In 1977 Mr Rees, then Home Secretary, sent a letter to Prime Minister James Callaghan setting out his views on procedures deployed against the men, the court heard.

In the memo he states it was his view that “the decision to use methods of torture in Northern Ireland in 1971/72 was taken by ministers - in particular Lord Carrington, then Secretary of State for Defence”.

The document, uncovered from the National Archives in London, featured in an RTE documentary in 2014 and led to questions being raised at the Northern Ireland Policing Board.

But it was argued that within weeks Mr Rees’ assessment of the men’s treatment was “modified” to having faced deep interrogation.

It was stressed that in 1978 the European Court of Human Rights held the techniques constituted inhuman and degrading treatment - but fell short of torture.

In his ruling, Mr Justice Maguire said: “It seems likely to the court that if the events here at issue were to be replicated today the outcome would probably be that the European Court of Human Rights would accept the description of torture in respect of these events as accurate.”

However, he found that in domestic law no obligation can be held to operate under the Human Rights Act as the events long pre-date its existence.
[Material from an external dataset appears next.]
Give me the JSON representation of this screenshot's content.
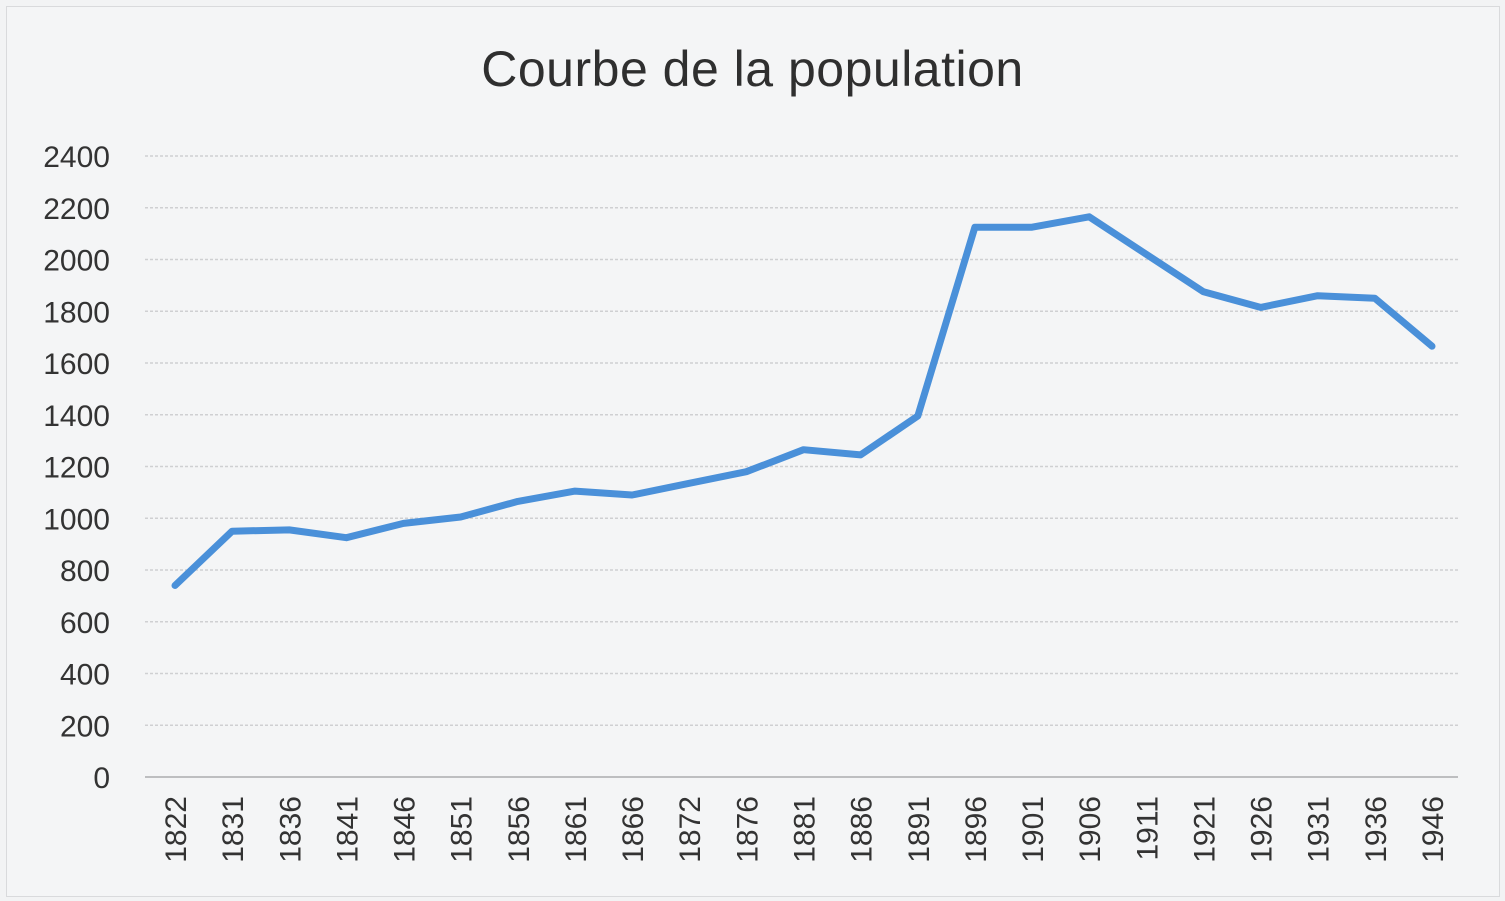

Turning to the rationality of the PSNI’s handling of the case following the RTE programme, the judge said an Historical Enquiries Team researcher who examined the National Archive documents decided the Rees memo did not substantiate any allegation that Lord Carrington had authorised torture.

A conclusion was reached to no useful purpose would be served by taking the matter further.

But the judge held that the probe should have been aimed at examining the more general issue of official authorisation of any unlawful and potentially criminal methods of deep interrogation.

“Given the narrowness of the inquiry which the researcher carried out, with the emphasis being placed so significantly on the use of the word ‘torture’ as its guiding light, it is perhaps not that surprising that a very limited outcome was arrived at,” he said.

“The court will declare that the decision made on behalf of the PSNI in October 2014 - in effect to take no further steps to investigate the question of identifying and, if appropriate, prosecuting those responsible for criminal acts - should be quashed.

“This will mean this question should be revisited. The court will not be prescriptive as to how this issue should be taken forward.”